Es conocida la fábula del alquimista que convertía en oro todo cuanto tocaba. Se murió de sed y de hambre.

 

Hoy muchos se mueren de hambre y sed no porque acaparen oro hasta el extremo como el alquimista, sino porque  otros acaparan números en cuentas bancarias convirtiendo cuanto tocan en agua y comida que ni calma la sed ni alimenta. Son los modernos alquimistas que trocan la vida en dinero, en simples números, desnaturalizando la naturaleza que nos sostiene y alimenta.

 

Convertía en oro hasta el agua que acercaba a su boca para beber. Esto se puede entender en un contexto de ficción, pero es incomprensible quitar o desvirtuar el agua que calma la sed y la comida que alimenta a millones de humano, con la única finalidad de acaparar números.

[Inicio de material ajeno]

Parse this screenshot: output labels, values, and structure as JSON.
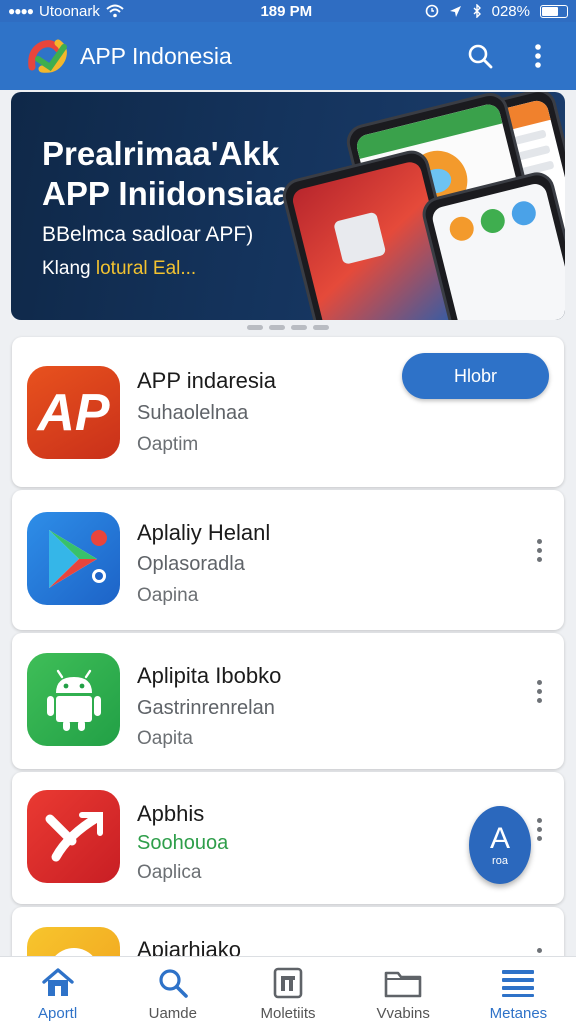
{
  "status_bar": {
    "carrier": "Utoonark",
    "time": "189 PM",
    "battery": "028%"
  },
  "app_bar": {
    "title": "APP Indonesia",
    "search_icon": "search-icon",
    "more_icon": "more-vert-icon"
  },
  "banner": {
    "title": "Prealrimaa'Akk APP Iniidonsiaa",
    "subtitle": "BBelmca sadloar APF)",
    "tag_prefix": "Klang",
    "tag_highlight": "lotural Eal..."
  },
  "apps": [
    {
      "name": "APP indaresia",
      "category": "Suhaolelnaa",
      "option": "Oaptim",
      "action": "Hlobr",
      "icon": "ap-logo-icon"
    },
    {
      "name": "Aplaliy Helanl",
      "category": "Oplasoradla",
      "option": "Oapina",
      "icon": "play-store-icon"
    },
    {
      "name": "Aplipita Ibobko",
      "category": "Gastrinrenrelan",
      "option": "Oapita",
      "icon": "android-icon"
    },
    {
      "name": "Apbhis",
      "category": "Soohouoa",
      "option": "Oaplica",
      "icon": "red-app-icon"
    },
    {
      "name": "Apiarhiako",
      "icon": "yellow-app-icon"
    }
  ],
  "fab": {
    "letter": "A",
    "label": "roa"
  },
  "bottom_nav": [
    {
      "label": "Aportl",
      "icon": "home-icon",
      "active": true
    },
    {
      "label": "Uamde",
      "icon": "search-icon"
    },
    {
      "label": "Moletiits",
      "icon": "apps-icon"
    },
    {
      "label": "Vvabins",
      "icon": "folder-icon"
    },
    {
      "label": "Metanes",
      "icon": "menu-icon"
    }
  ],
  "colors": {
    "primary": "#2f73c8",
    "banner_bg": "#14335c",
    "highlight": "#f2c230",
    "category_green": "#2e9e4a"
  }
}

Es inimaginable en ninguno de los contextos posibles.

 

El alquimista, desesperado, buscaba una fórmula para volver a convertir el oro en agua pero se le adelantó la muerte sin conseguirlo; con ello ponía fin a un conflicto que, de extenderse, habría destruido la humanidad entera.

 

Los acaparadores de números en sus cuentas, adelantan la muerte de otros, son alquimistas muy tenaces, no desaparecen fagocitados por sus propias artes, se han extendido como una plaga y no sienten la necesidad de cambiar nada pues son otros los que la sienten: los que padecen sus ambiciones.

 

Pero les ocurrirá lo mismo, morirán a la vida que han trucado por números cuando no hayan dejado ni oxigeno en el aire. Su obstinación e ignorancia va llevando a todos por delante, incluso a ellos mismos; pero al contrario que el alquimista, no mueren sabiéndose culpables del error cometido, intentando cambiar la situación...

 

Situación que sería posible reconvertir si al menos admitieran su culpabilidad y actuaran en consecuencia, dejándose curar de la enfermedad que padecen.